Face à l’émergence de ces nouveaux acteurs et ces business models, comment les acteurs de la grande distribution peuvent-ils tirer leur épingle du jeu et rester compétitifs ?

Face à cette concurrence, les acteurs de la grande distribution ont cherché à s’adapter en créant des partenariats avec les plateformes de livraison pour proposer des services de livraisons express. C’est le cas de Carrefour qui en 2020 a noué un partenariat avec Uber Eats afin de lancer un service de livraison express en 30 minutes, puis s’est allié à Cajoo en 2021 (racheté par Flink en 2022) pour lancer Carrefour Sprint et concurrencer les acteurs du quick commerce. C’est également le cas de Auchan qui s’associe avec Deliveroo pour lancer « Deliveroo Hop » et « Auchan hop », permettant de livrer des courses en 10 minutes. Et ce grâce aux nouveaux magasins « Auchan Minute » – l’activité « dark stores » d’Auchan- pouvant aussi accueillir du public.  

Les résultats générés par ces partenariats ont été bien meilleurs qu’attendus. Par exemple, Carrefour et Uber Eats ont généré 100 millions de chiffre d’affaires en un an.  

Ces partenariats permettent aux enseignes de proposer des services de livraison express à leurs clients sans avoir à investir dans la logistique et les technologies associées.
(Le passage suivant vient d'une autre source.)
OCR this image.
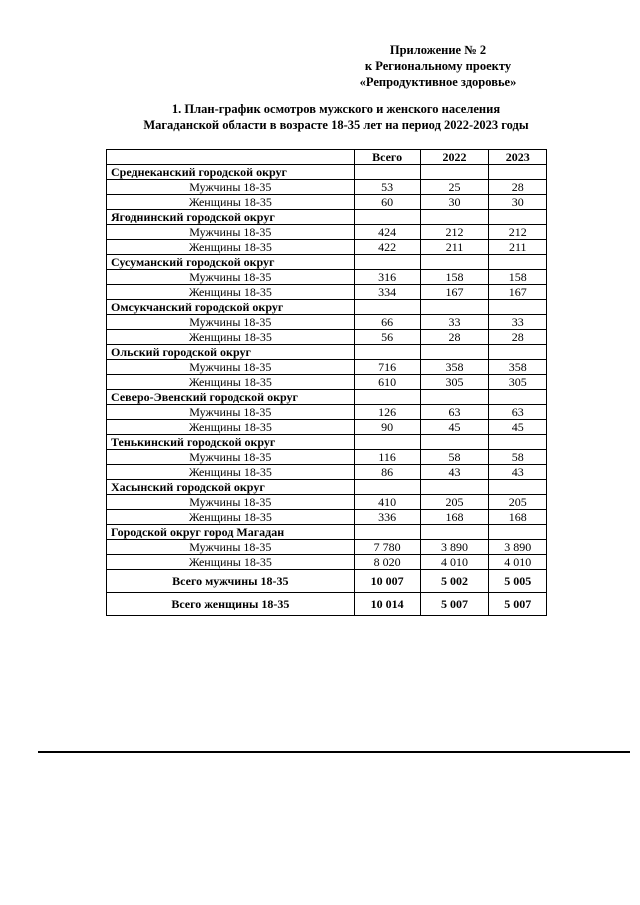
Приложение № 2
к Региональному проекту
«Репродуктивное здоровье»
1. План-график осмотров мужского и женского населения
Магаданской области в возрасте 18-35 лет на период 2022-2023 годы
	Всего	2022	2023
Среднеканский городской округ			
Мужчины 18-35	53	25	28
Женщины 18-35	60	30	30
Ягоднинский городской округ			
Мужчины 18-35	424	212	212
Женщины 18-35	422	211	211
Сусуманский городской округ			
Мужчины 18-35	316	158	158
Женщины 18-35	334	167	167
Омсукчанский городской округ			
Мужчины 18-35	66	33	33
Женщины 18-35	56	28	28
Ольский городской округ			
Мужчины 18-35	716	358	358
Женщины 18-35	610	305	305
Северо-Эвенский городской округ			
Мужчины 18-35	126	63	63
Женщины 18-35	90	45	45
Тенькинский городской округ			
Мужчины 18-35	116	58	58
Женщины 18-35	86	43	43
Хасынский городской округ			
Мужчины 18-35	410	205	205
Женщины 18-35	336	168	168
Городской округ город Магадан			
Мужчины 18-35	7 780	3 890	3 890
Женщины 18-35	8 020	4 010	4 010
Всего мужчины 18-35	10 007	5 002	5 005
Всего женщины 18-35	10 014	5 007	5 007
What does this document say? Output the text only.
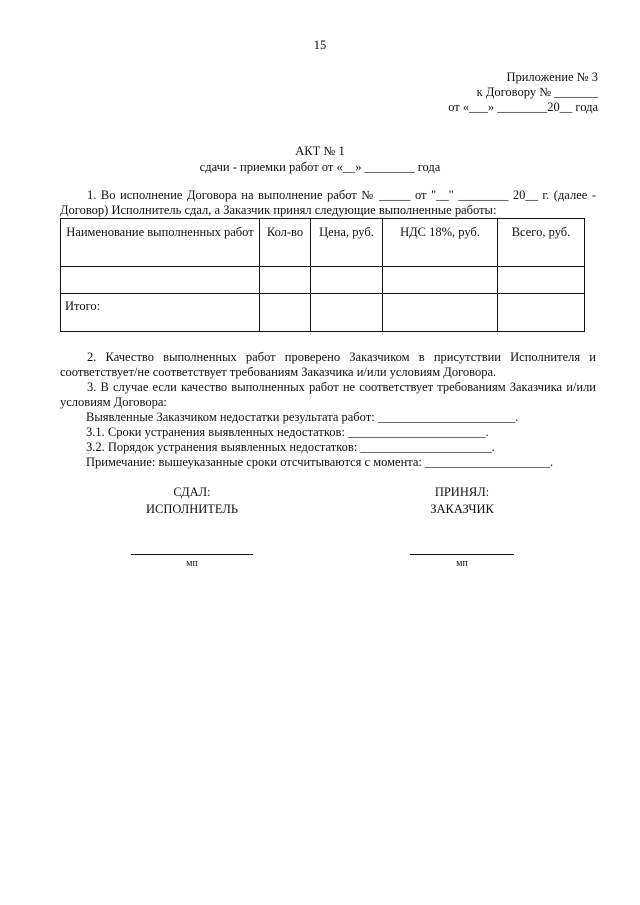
15
Приложение № 3
к Договору № _______
от «___» ________20__ года
АКТ № 1
сдачи - приемки работ от «__» ________ года
1. Во исполнение Договора на выполнение работ № _____ от "__" ________ 20__ г. (далее - Договор) Исполнитель сдал, а Заказчик принял следующие выполненные работы:
Наименование выполненных работ	Кол-во	Цена, руб.	НДС 18%, руб.	Всего, руб.

Итого:				
2. Качество выполненных работ проверено Заказчиком в присутствии Исполнителя и соответствует/не соответствует требованиям Заказчика и/или условиям Договора.
3. В случае если качество выполненных работ не соответствует требованиям Заказчика и/или условиям Договора:
Выявленные Заказчиком недостатки результата работ: ______________________.
3.1. Сроки устранения выявленных недостатков: ______________________.
3.2. Порядок устранения выявленных недостатков: _____________________.
Примечание: вышеуказанные сроки отсчитываются с момента: ____________________.
СДАЛ:
ИСПОЛНИТЕЛЬ
ПРИНЯЛ:
ЗАКАЗЧИК
мп	мп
Ils leur permettent également d’atteindre une clientèle plus jeune et urbaine, avec de nouveaux modes de consommation et qui n’utiliseraient pas forcément les canaux traditionnels de livraison à domicile. 

Néanmoins, ces partenariats présentent également de nombreux risques que les enseignes de grande distribution doivent anticiper :  

  • Une pression supplémentaire sur les magasins physiques : afin d’être mis en avant sur les plateformes de livraison, les enseignes doivent avoir des indicateurs opérationnels excellents (taux de connexion, taux d’acceptation des commandes, taux de produits manquants…). Les magasins doivent s’assurer que les produits soient disponibles en quantités suffisantes pour répondre à la demande et d’avoir assez de « bras » pour préparer les commandes. Les magasins peuvent ainsi être sous pression pour gérer leurs stocks et pour avoir des personnes disponibles pour préparer les commandes dans les délais impartis. 
  • Un problème de rentabilité du modèle : en sous-traitant la livraison aux plateformes, les enseignes ne paient pas le coût de la livraison mais au prix d’une commission très élevée qui varie entre 15% et 25%. Les enseignes compensent cette commission en appliquant des prix plus élevés sur les plateformes. Cependant, pour se démarquer de la concurrence, les enseignes peuvent être tentées de proposer des promotions ou des prix bas, ce qui peut impacter leur rentabilité à long terme. 
  • Un risque en termes d’image : en proposant leurs services via ses plateformes, les enseignes perdent la maîitrise de leur marketing et la relation avec leurs clients. Elles peuvent donc être associées à des problèmes rencontrés par les plateformes de livraison, tels que des retards de livraison ou des erreurs de commande, ce qui pourrait entâcher leur image de marque. 
  • Un risque de perte de données clients : les plateformes de livraison peuvent collecter des données clients lors des transactions, telles que des informations de contact et des habitudes d’achat. Si ces données sont stockées sur les serveurs de la plateforme de livraison, les enseignes peuvent ne pas avoir accès à ces informations pour améliorer leur propre expérience client.  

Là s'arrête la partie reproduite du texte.